Cuno Tarfusser a pris cette habitude de prendre à contre-pied les positions de ses deux autres assesseurs. A la requête déposée par les avocats de Charles Blé Goudé pour faire une déclaration au terme de leur plaidoirie, les juges de la Cour pénale internationale (CPI) ont opposé un refus catégorique, suite à l’objection de la procureure Fatou Bensouda. Le juge italien a cependant donné une opinion dissidente.
La déclaration du juge-président Cuno Tarfusser
Je suis en fort désaccord avec la décision de la majorité de ne pas autoriser M. Blé Goudé à prononcer une déclaration devant cette chambre. Je suis convaincu que s’adresser à son juge est un droit fondamental inaliénable pour chaque accusé. La chambre a le pouvoir de discrétion à pouvoir strictement limiter, à identifier le moment approprié et les modalités que doit suivre une telle déclaration. Et ce pouvoir ne va pas jusqu’à empêcher que cette déclaration puisse être donnée.
En d’autres termes, une fois que l’accusé a exprimé sa volonté d’exercer ce droit, les juges ne peuvent se prononcer que sur la manière dont il va le faire et à quel moment il va le faire. L’Article 67 du Statut, en ce qui concerne les droits de l’accusé, indique à la lettre H, son droit de prononcer une déclaration orale ou écrite sans prêter serment pour sa défense. Et on indique dans le chapeau, les garantis minima qui doivent être donnés à l’accusé et auquel il a droit.
L’argument de la majorité est le suivant : Le libellé de l’Article 67. 1 H dit que cette déclaration est faite pour sa défense. Ce qui limite de manière temporaire l’exercice de ce droit au stade où la défense présente ses éléments de preuve.
A mon avis, c’est une interprétation trop étroite, et par conséquent inacceptable pour moi, parce que cela va au-delà des limites temporaires. Cela limite simplement la portée d’un tel droit et le limite à l’exercice de la présentation et au respect de ce droit en ce qui concerne les charges.
Il est significatif que la ligne directrice, en ce qui concerne la menée de la procédure, a été adoptée à l’unanimité en 2015, et qu’elle a été amendée en 2016. Et cette ligne directrice déterminera le moment approprié et les modalités pour la déclaration de l’accusé. Elle n’envisage pas, et à juste titre, un scénario selon lequel la chambre pourrait empêcher l’accusé de prononcer sa déclaration. La disposition est que l’intention d’autoriser l’exercice de ce droit prévoit qu’il doit avoir une notice par opposition à une requête. Et ceci, à mon avis, confirme cette idée.

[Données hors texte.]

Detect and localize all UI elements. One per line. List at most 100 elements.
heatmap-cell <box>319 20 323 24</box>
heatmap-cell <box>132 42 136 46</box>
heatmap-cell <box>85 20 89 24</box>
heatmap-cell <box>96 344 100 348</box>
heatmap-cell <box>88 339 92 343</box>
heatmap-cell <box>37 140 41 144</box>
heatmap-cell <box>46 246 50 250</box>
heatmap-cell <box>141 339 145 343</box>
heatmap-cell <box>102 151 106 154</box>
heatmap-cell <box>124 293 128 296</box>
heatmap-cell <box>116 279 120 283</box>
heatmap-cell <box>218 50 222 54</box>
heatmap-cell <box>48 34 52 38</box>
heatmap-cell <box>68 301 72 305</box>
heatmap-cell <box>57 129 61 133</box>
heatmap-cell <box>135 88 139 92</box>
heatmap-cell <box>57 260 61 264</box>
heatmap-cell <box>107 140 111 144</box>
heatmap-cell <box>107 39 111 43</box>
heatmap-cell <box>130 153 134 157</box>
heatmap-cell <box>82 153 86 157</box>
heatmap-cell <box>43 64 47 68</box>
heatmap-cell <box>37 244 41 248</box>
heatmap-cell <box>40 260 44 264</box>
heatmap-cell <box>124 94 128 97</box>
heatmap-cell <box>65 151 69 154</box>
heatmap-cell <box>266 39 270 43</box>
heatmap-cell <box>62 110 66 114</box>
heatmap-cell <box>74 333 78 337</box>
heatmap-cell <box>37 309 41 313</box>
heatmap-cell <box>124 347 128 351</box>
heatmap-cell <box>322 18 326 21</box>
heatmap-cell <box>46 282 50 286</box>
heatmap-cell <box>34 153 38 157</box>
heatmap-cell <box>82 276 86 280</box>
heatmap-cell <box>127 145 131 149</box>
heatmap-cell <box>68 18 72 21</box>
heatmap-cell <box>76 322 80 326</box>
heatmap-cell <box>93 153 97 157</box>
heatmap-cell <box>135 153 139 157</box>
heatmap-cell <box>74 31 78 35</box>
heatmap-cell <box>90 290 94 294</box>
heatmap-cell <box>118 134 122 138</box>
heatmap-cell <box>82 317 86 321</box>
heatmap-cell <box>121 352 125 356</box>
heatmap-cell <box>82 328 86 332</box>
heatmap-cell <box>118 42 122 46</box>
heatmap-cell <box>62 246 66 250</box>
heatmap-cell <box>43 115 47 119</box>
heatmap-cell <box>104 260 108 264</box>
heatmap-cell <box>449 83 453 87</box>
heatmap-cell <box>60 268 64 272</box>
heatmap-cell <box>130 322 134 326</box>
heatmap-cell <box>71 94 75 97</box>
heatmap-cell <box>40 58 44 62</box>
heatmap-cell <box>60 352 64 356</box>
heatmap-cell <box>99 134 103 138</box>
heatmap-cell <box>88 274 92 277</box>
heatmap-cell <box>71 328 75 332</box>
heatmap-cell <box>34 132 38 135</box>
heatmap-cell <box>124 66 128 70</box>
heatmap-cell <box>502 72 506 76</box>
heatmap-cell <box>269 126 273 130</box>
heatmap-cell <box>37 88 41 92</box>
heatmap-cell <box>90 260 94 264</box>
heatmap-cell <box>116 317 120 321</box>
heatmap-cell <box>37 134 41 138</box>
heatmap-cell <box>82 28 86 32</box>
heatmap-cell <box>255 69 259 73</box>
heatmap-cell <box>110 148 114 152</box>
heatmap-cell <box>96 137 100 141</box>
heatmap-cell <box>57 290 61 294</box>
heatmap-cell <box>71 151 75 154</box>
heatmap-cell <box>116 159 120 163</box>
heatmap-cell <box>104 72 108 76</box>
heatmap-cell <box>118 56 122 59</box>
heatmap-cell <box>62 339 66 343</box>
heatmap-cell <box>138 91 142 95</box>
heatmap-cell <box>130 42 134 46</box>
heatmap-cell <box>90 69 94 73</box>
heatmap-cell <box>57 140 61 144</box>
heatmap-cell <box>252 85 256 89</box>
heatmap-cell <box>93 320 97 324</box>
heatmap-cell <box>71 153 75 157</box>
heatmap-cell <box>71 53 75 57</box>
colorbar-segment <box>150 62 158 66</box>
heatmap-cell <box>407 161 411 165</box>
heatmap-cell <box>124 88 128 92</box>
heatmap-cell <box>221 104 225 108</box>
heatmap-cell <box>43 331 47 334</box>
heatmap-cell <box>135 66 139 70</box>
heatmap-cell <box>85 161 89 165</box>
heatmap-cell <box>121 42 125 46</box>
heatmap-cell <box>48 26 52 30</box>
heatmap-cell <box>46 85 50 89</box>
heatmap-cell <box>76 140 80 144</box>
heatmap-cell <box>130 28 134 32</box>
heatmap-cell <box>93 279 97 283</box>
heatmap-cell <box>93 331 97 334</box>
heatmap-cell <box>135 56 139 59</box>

Je suis encore moins convaincu par les arguments présentés par l’accusation selon lequel la déclaration ne devrait pas être autorisée parce qu’ « une requête en insuffisance de moyens à charge est une procédure purement juridique qui doit être déterminée sur la base des éléments de preuve avancé dans le dossier des éléments de l’affaire ».
Si je laisse de côté, à ce stade la procédure en insuffisance de preuves, le texte statutaire de la Cour, je considère que c’est une formule vide, et qui ne correspond pas à ce qui ne doit pas devenir la base d’un refus du droit.
Je suis également surpris par la véhémence avec laquelle le procureur fait objection à cette déclaration. A la lumière de ses devoirs et de ses obligations de mener une enquête de manière à déterminer la vérité, le procureur, à mon avis, devrait plutôt se féliciter du fait qu’un accusé choisisse de présenter sa propre perspective des évènements. Ce qui est quand même le sujet des charges qui sont portées contre lui.
En outre, l’accusation et la majorité semblent spéculer sur le contenu supposé et la portée de cette déclaration si elle était autorisée. L’accusation, en allant aussi loin, se réfère à un article de journal qui semblerait valider la substance de ses craintes. La majorité déclare « il serait certes inapproprié pour l’accusé de présenter des arguments factuels à ce stade ».
Enfin, l’observation de l’accusation selon laquelle M. Blé Goudé aura toujours la possibilité de faire une déclaration à un stade ultérieur si sa requête aux fins d’acquittement était rejetée. Je constate que si cette requête était accordée, M. Blé Goudé aura été privé de l’un de ses droits minimums garantis, le droit de s’adresser à ses juges pour sa défense. Je considère qu’il s’agit là d’une violation d’un droit fondamental de l’accusé.